When Dan Good ’90 was sharing his reflections on the life of a pilot for this story, he was in Anchorage, Alaska, preparing for a seven- to 10-day schedule that would begin a few hours later and take him to China; Bangkok, Thailand; Mumbai, India; Cologne, Germany; ending in Louisville, Kentucky.
The aviation field is expansive in general, and even when just looking at it from a pilot’s perspective, opportunities for a variety of experiences are plentiful. Good’s resume is testament to that.
Like many pilots, over the last 25 years Good ’90 has moved up the industry ladder as he built flight hours and experiences. Each step along the way has presented situations for which he is grateful and added to a career that he loves.
Today, Good is a pilot for United Parcel Service (UPS), flying 747’s around the world, but the path to get there literally took him around the world.
After graduating from Hesston College, Good was hired by Hesston as a flight instructor, which he did for two years before moving to Lisbon, Portugal, to work in mission aviation for seven years.
“Mission aviation is unique and unusual for many pilots,” said Good. “I flew for a Portugese ministry that would travel the world on evangelical campaigns or for training church leadership.

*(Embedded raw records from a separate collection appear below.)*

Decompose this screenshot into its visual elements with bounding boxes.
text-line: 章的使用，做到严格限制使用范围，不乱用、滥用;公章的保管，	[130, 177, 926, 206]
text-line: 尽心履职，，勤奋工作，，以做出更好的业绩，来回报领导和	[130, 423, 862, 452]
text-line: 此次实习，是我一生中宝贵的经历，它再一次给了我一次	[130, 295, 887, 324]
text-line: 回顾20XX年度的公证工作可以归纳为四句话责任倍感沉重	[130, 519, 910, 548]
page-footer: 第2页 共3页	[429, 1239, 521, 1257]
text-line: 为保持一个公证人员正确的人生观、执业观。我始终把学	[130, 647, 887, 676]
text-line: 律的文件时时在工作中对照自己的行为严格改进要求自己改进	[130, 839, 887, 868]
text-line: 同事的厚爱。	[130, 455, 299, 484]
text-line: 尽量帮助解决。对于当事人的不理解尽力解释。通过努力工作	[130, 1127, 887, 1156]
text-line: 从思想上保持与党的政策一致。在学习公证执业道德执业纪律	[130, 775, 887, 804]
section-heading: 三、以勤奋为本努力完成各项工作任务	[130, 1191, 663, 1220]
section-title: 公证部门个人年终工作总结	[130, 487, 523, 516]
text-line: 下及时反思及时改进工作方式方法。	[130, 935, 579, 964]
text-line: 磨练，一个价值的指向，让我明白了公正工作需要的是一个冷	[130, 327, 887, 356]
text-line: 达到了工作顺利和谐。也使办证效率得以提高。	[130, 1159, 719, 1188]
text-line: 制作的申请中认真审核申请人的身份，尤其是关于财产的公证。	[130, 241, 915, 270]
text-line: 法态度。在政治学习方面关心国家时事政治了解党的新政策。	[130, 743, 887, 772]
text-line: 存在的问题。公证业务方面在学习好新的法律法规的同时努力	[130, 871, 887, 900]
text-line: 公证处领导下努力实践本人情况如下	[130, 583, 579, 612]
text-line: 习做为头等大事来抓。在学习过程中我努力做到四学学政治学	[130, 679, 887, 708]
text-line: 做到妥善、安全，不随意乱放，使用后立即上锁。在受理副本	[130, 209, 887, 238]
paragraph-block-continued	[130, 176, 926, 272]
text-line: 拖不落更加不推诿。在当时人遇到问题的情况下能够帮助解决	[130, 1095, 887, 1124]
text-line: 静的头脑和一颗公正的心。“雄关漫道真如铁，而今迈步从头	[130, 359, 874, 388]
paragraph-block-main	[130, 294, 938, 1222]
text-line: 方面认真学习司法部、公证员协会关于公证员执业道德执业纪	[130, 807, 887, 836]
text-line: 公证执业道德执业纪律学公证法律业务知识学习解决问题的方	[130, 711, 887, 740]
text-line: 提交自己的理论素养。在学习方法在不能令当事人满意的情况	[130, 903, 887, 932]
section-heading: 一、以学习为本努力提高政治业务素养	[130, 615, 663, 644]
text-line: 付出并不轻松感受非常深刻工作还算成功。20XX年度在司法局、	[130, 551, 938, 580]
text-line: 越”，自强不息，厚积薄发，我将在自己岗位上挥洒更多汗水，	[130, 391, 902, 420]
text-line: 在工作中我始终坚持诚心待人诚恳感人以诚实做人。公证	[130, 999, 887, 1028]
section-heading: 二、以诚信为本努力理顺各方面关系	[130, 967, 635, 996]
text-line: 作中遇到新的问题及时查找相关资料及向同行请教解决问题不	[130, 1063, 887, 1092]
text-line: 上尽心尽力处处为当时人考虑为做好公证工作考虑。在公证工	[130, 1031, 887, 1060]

It was one of my most satisfying jobs as I was making a difference for time and eternity.”
During his mission flying years, Good met and married his wife, and in 1999 the couple moved to Wichita where Good took a job as a corporate pilot with Koch Industries.
“That was a very professional and cohesive group of pilots,” said Good. “It was a treat to be a part of that level of professionalism and see the job from that vantage point.”
In 2006, Good was hired by NetJets, which operates private jets, and was based out of Saudi Arabia. The Goods moved to Brazil to be close to his wife’s family while Dan commuted to the Middle East and worked five weeks on/five weeks off schedules.
Just a little more than a year ago, the Goods moved back to Kansas, even while Dan flies from a company base in Alaska. His schedule is typically seven to 10 days on followed by seven to 10 days off.
“There’s a lot of variety with aviation,” said Good. “I’m grateful for the opportunities God has presented me. Every step along the way has been right for that point in my life and career. Right now, the most I work is 14 days a month, which gives me more time at home with my wife and 17-year-old son than I had with some previous jobs.”
As a Hesston College Aviation alumnus, Good is pleased at the way the program is expanding and creating new opportunities for students to also explore the many paths available in the industry.
“Hesston has had an outstanding aviation program for a long time, and adding the bachelor’s degree option is a great benefit,” said Good. “Having a bachelor’s degree isn’t a requirement for many companies that hire pilots, but it’s something that sets you apart from other candidates. It makes you more competitive and desirable.”